Pregunta:
Querido Padre:
Trabajo como asistente familiar. Es muy frecuente en mi función encontrar casos en que el esposo maltrata de modo permanente a su esposa y a sus hijos, y a veces no sé qué aconsejar. ¿Puede hacerse algo para prevenir estas situaciones?
Respuesta:
Estimada:
Es un dato palpable que la violencia familiar se ha extendido en nuestro tiempo como una plaga; se trata de un fenómeno destructor de las familias y causa de gran infelicidad y desgracia entre esposos e hijos.
Se considera «violencia familiar» al uso deliberado de la fuerza para controlar o manipular al cónyuge o a los hijos. Este abuso puede darse en varias formas: puede ser psicológico, sexual o físico.
Esta última es la forma más perceptible pues se manifiesta por medio de golpes, heridas, magulladuras, etc. Pero a veces puede ser más peligrosa la violencia psicológica, por ser más oculta; se da en forma de:
- abuso verbal: insultos, humillaciones, desprecios, etc.
- intimidación: por medio de miradas, gestos, gritos, etc.
- amenazas: de matar o suicidarse, de llevarse los hijos, etc.
- abuso económico: control abusivo del dinero, castigos o recompensas materiales, impedir el trabajo del cónyuge cuando éste es necesario (por ejemplo, por celos), etc.
- abuso sexual: imponer el uso de anticonceptivos, presiones para que la esposa aborte, desprecio sexual, exigiendo relaciones contra la naturaleza, etc.

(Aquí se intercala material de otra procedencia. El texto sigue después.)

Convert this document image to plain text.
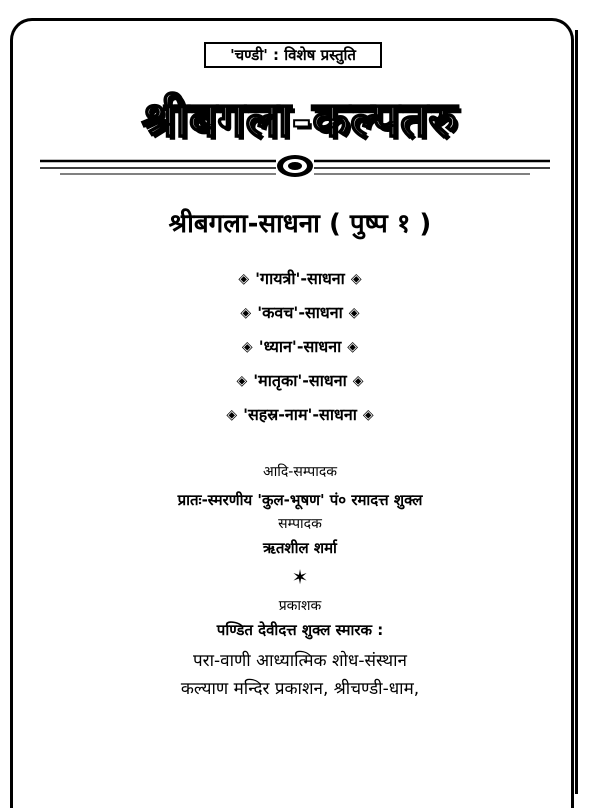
'चण्डी' : विशेष प्रस्तुति
श्रीबगला-कल्पतरु
श्रीबगला-साधना ( पुष्प १ )
◈ 'गायत्री'-साधना ◈
◈ 'कवच'-साधना ◈
◈ 'ध्यान'-साधना ◈
◈ 'मातृका'-साधना ◈
◈ 'सहस्र-नाम'-साधना ◈
आदि-सम्पादक
प्रातः-स्मरणीय 'कुल-भूषण' पं० रमादत्त शुक्ल
सम्पादक
ऋतशील शर्मा
✶
प्रकाशक
पण्डित देवीदत्त शुक्ल स्मारक :
परा-वाणी आध्यात्मिक शोध-संस्थान
कल्याण मन्दिर प्रकाशन, श्रीचण्डी-धाम,
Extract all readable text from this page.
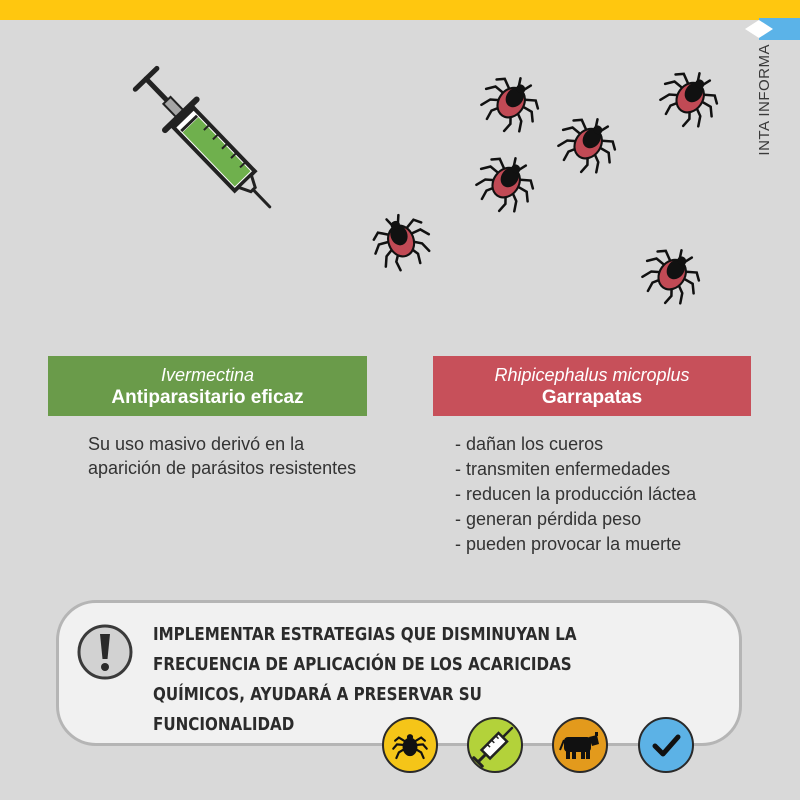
INTA INFORMA
Ivermectina
Antiparasitario eficaz
Rhipicephalus microplus
Garrapatas
Su uso masivo derivó en la aparición de parásitos resistentes
- dañan los cueros
- transmiten enfermedades
- reducen la producción láctea
- generan pérdida peso
- pueden provocar la muerte
IMPLEMENTAR ESTRATEGIAS QUE DISMINUYAN LA FRECUENCIA DE APLICACIÓN DE LOS ACARICIDAS QUÍMICOS, AYUDARÁ A PRESERVAR SU FUNCIONALIDAD
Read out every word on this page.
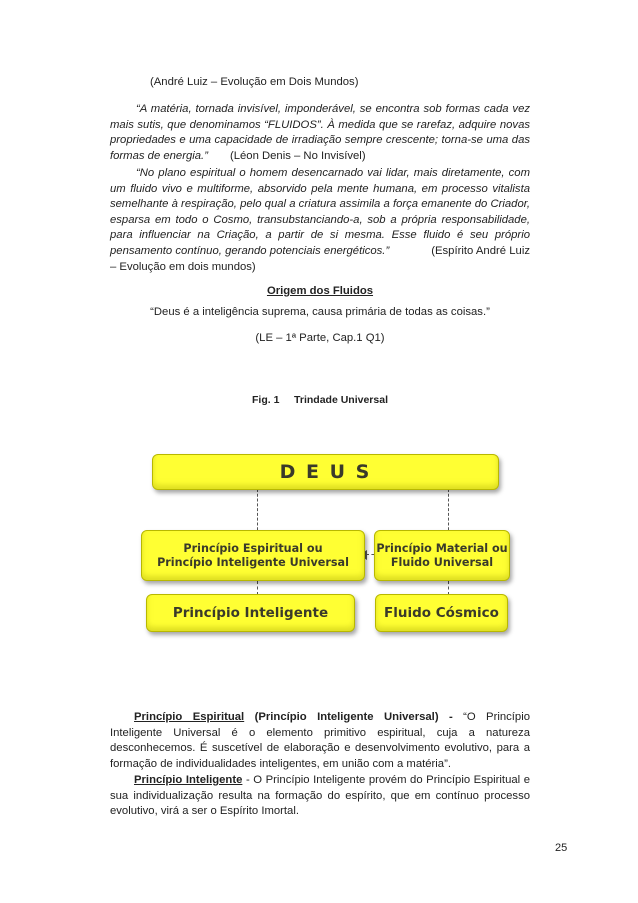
(André Luiz – Evolução em Dois Mundos)

“A matéria, tornada invisível, imponderável, se encontra sob formas cada vez mais sutis, que denominamos “FLUIDOS”. À medida que se rarefaz, adquire novas propriedades e uma capacidade de irradiação sempre crescente; torna-se uma das formas de energia.” (Léon Denis – No Invisível)

“No plano espiritual o homem desencarnado vai lidar, mais diretamente, com um fluido vivo e multiforme, absorvido pela mente humana, em processo vitalista semelhante à respiração, pelo qual a criatura assimila a força emanente do Criador, esparsa em todo o Cosmo, transubstanciando-a, sob a própria responsabilidade, para influenciar na Criação, a partir de si mesma. Esse fluido é seu próprio pensamento contínuo, gerando potenciais energéticos.”	(Espírito André Luiz – Evolução em dois mundos)

Origem dos Fluidos

“Deus é a inteligência suprema, causa primária de todas as coisas.”

(LE – 1ª Parte, Cap.1 Q1)

Fig. 1 Trindade Universal

D E U S
Princípio Espiritual ou
Princípio Inteligente Universal
Princípio Material ou
Fluido Universal
Princípio Inteligente	Fluido Cósmico

Princípio Espiritual (Princípio Inteligente Universal) - “O Princípio Inteligente Universal é o elemento primitivo espiritual, cuja a natureza desconhecemos. É suscetível de elaboração e desenvolvimento evolutivo, para a formação de individualidades inteligentes, em união com a matéria”.

Princípio Inteligente - O Princípio Inteligente provém do Princípio Espiritual e sua individualização resulta na formação do espírito, que em contínuo processo evolutivo, virá a ser o Espírito Imortal.

25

- aislamiento: control de la vida del cónyuge, celos infundados, etc.
Hay varios factores que agravan la situación de los hogares en que se instala la violencia doméstica; entre estos hay que señalar:
1) Muchas veces la violencia se relaciona con el abuso del alcohol y las drogas (el 50% de los casos de abuso sexual de parte de padres sobre sus hijos se verifica en personas adictas al alcohol o a las drogas).
2) Del 25 al 45% de las mujeres que sufren esta violencia están embarazadas[1].

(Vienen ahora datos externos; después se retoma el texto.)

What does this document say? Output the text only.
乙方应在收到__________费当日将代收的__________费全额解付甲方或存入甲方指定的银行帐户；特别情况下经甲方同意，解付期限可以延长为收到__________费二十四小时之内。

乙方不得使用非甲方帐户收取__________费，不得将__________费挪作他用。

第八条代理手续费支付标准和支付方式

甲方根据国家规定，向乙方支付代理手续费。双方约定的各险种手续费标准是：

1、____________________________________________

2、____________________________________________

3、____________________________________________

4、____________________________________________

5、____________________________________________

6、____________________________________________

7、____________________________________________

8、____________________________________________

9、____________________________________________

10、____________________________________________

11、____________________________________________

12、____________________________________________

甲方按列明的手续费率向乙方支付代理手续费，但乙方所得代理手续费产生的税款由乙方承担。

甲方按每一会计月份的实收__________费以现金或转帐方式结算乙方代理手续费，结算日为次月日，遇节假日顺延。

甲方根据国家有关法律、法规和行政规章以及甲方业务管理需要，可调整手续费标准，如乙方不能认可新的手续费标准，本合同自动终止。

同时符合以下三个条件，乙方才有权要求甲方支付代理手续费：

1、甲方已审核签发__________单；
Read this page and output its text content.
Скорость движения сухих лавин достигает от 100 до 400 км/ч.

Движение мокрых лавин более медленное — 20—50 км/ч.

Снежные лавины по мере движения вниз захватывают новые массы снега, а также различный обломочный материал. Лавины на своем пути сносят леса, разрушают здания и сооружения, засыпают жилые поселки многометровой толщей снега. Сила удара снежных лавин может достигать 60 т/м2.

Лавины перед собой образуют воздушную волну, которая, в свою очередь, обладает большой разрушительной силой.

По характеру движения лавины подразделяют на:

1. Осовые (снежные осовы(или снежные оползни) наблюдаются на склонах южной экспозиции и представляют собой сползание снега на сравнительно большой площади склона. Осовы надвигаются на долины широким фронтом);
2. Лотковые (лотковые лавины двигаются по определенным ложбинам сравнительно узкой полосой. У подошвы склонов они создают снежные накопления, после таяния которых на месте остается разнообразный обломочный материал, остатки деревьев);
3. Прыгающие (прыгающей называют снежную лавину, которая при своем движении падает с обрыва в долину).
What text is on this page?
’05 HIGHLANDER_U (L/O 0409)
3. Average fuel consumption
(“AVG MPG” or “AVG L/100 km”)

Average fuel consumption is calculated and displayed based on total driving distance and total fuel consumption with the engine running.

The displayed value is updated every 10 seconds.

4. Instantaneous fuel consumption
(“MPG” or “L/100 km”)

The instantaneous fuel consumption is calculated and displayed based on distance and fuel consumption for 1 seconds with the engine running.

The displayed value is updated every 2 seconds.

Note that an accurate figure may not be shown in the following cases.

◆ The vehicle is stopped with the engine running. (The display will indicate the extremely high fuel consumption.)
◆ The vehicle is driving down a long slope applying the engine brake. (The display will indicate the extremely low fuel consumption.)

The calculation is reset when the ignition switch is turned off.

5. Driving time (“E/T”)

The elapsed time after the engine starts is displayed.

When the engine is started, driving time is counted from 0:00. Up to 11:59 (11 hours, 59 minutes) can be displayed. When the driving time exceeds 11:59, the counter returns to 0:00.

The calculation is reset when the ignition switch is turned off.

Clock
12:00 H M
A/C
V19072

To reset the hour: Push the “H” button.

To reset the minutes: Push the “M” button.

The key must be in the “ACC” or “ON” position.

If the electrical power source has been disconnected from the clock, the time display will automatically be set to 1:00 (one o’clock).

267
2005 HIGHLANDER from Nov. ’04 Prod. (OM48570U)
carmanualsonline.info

3) Del 35 al 40% de las mujeres maltratadas intentan suicidarse[2].
4) La violencia doméstica ocurre en el 33 al 66% de todos los adultos que viven bajo un mismo techo, independientemente de la edad, raza, el sexo, la religión, el estado marital o el nivel académico, económico o social[3].
5) La violencia doméstica es contagiosa: en los hogares donde un cónyuge maltrata a otro, se dan muchas probabilidades de que el maltrato se extienda a los hijos, por parte de los dos padres.

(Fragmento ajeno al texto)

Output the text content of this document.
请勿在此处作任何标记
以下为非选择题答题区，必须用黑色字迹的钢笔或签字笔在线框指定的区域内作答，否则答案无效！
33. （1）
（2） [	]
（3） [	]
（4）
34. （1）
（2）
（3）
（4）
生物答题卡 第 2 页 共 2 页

6) Los hijos que crecen en ambiente de violencia doméstica (peleas, discusiones y golpes entre sus padres) son propensos a instalar un ambiente de violencia en sus propias familias cuando lleguen a formarlas.
Todos estos actos se oponen gravemente al amor. Es un principio más que evidente que el amor no debe doler. El amor implica confianza, protección, respeto, diálogo, compartir la vida.
¿Qué se puede hacer ante estas situaciones?
1º Ante todo, comprender que «ambos, la víctima de la violencia doméstica y su victimario, están emocionalmente enfermos y necesitan ayuda. Ninguno de los dos puede recibir ayuda hasta que no reconozcan que el maltrato existe. No se benefician en lo absoluto manteniendo este horrible secreto, sino que deben compartirlo con aquellos que pueden ayudarlos: un sacerdote, un pastor, un psicólogo o un psiquiatra»[4]. La solución de estos problemas exige personas muy competentes; en algunos casos son problemas muy graves y arraigados.
2º «Si los esfuerzos para resolver esta situación continúan fracasando o cuando el ataque parece estar próximo, la mujer tiene el derecho (y el deber) de escapar y buscar refugio en otro sitio». Esto es sobre todo urgente cuando está en peligro su salud física y mental y más todavía si su misma vida corre riesgo, o la de sus hijos (incluso la salud psicológica de sus hijos). La Iglesia prevé que estos casos se den y por eso contempla estas situaciones como causales de separación de lecho y techo (sin divorcio vincular)[5].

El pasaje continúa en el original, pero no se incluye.